Wie blank geputzt ist der Flughafen von Antalya. Terminal 1 und 2, sonst voller Leben, liegen ausgestorben und wie ein gestrandeter Planet in der hektischen Mittelmeer-Metropole. Ein Fremdkörper. Noch nicht einmal Taxis warten. Die Flüge gehen nach nirgendwo. Nur ein einsamer Jet hat sich in brütendem Sonnenschein nach Kiew aufgemacht. Für Urlaub und Ferien fehlt das Wichtigste: die Illusion von Sorglosigkeit. Täglich Anruf bei der Fluglinie. Nein, kein Flieger in Sicht. Laufender Blick auf den Bildschirmtext. Abhängigkeit von den bürokratischen Taktzeiten der Flugsicherung. Täglich Anruf bei Ibrahim von der Autovermietung. Nach drei Tagen sagt er, man müsse sich nicht täglich melden. Täglich verlängern im Hotel und die israelische Rezeptionistin abpassen, die am freundlichsten und engagiertesten ist.

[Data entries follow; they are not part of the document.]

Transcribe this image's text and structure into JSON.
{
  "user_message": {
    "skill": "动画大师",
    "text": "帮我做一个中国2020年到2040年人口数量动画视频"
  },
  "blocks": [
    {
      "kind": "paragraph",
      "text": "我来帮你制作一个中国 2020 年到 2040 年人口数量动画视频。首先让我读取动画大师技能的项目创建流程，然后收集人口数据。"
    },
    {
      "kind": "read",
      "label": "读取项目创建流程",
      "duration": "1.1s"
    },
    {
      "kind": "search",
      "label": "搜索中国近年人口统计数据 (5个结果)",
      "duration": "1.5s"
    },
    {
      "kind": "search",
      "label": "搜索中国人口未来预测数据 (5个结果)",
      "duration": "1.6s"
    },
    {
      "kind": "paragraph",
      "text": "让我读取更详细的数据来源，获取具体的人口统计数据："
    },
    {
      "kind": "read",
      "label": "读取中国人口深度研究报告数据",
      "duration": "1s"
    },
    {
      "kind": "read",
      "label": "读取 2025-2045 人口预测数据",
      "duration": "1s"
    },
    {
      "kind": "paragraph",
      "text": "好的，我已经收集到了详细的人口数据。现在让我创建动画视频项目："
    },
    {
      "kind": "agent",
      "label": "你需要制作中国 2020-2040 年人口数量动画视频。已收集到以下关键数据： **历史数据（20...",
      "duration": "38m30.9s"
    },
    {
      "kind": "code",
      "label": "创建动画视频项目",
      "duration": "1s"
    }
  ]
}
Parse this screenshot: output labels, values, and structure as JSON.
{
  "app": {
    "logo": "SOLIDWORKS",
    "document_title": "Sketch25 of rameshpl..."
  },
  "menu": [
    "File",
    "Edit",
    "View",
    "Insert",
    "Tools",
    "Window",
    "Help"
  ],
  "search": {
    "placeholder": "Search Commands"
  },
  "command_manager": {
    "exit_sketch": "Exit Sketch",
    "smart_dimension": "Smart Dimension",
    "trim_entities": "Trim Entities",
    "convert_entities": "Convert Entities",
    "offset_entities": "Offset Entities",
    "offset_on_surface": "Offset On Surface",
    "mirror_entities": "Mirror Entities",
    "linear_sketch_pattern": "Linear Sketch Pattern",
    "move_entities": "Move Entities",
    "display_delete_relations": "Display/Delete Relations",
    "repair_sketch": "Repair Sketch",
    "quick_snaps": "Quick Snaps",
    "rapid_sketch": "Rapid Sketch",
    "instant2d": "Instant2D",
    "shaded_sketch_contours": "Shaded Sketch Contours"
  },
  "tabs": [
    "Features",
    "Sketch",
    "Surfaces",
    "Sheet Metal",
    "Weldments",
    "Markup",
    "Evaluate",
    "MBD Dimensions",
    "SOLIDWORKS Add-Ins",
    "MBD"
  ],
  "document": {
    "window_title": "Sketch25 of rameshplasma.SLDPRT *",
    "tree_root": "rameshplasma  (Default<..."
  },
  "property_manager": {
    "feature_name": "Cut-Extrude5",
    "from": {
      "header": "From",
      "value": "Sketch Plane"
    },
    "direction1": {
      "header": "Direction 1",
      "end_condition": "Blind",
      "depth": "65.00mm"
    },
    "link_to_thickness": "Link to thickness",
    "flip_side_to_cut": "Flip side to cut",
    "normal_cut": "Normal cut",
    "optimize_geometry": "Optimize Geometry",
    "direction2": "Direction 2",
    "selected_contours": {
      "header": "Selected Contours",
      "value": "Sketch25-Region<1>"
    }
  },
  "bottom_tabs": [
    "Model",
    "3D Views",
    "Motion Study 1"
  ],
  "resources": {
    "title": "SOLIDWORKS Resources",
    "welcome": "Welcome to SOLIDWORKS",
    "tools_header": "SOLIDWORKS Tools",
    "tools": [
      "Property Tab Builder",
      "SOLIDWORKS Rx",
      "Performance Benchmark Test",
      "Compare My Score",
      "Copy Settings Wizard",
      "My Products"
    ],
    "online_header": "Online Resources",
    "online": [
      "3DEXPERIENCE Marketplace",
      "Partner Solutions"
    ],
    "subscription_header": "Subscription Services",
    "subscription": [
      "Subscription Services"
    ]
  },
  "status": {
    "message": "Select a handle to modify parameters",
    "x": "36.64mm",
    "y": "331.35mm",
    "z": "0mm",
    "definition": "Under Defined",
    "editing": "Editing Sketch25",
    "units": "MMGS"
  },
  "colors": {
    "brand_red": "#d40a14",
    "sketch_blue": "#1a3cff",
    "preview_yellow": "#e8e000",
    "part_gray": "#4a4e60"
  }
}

Ein Flug geht unter mysteriösen Umständen nach Marseille. Fahr bloß nicht mit, sagt eine Französin. Bei uns streiken die Eisenbahner. Du kommst aus Marseille nicht mehr weg. 40 Gäste verschwinden unter Umständen, als hätten sie den Fliegenden Holländer bestiegen. Ansonsten versiegt der ständige Mahlstrom von Ab- und Anreisen. Wir sind weniger geworden. Und da wir nicht mehr in der Sorglos-Welt leben, sprechen wir auch mehr miteinander. Es sind verschiedene Typen von Reisenden auszumachen. Da sind die Gleichmütigen. Sie haben ein Gesamtpaket gebucht und warten auf Erlösung durch ihren Reiseveranstalter. Sie sind am besten dran. Dann gibt es die Genießer. Franziska und Sol aus London etwa, ein junges Paar. Eigentlich müssten sie arbeiten und geben sich nun genießerisch den Büffet und dem Pool hin - Extrazeit. Und dann diejenigen, die ausbrechen wollen aus diesem eigentümlichen Luxusgefängnis, das so gar nicht zur Nachrichtenlage und der Wirklichkeit passt, die sich im Ferienresort breit gemacht hat.
Luc stemmt Gewichte und knurrt etwas von Abhängigkeit, die er beenden müsse. Per Mail, SMS und Anruf hat er sich eine vermeintliche Schneise in die wirkliche Welt seiner Heimat nach Brüssel geplant: per Taxi und Flugzeug in einen Seehafen, dort ein Containerschiff seiner Firma abpassen. Bereits nach zehn Tagen will Luc in Antwerpen sein. Von da aus nach Brüssel kommen? Ein Kinderspiel. Endlich habe ich einen Plan, lacht er. Endlich weiß Luc, wie er, wenn er Glück hat, wieder in die Wirklichkeit zurückfinden kann.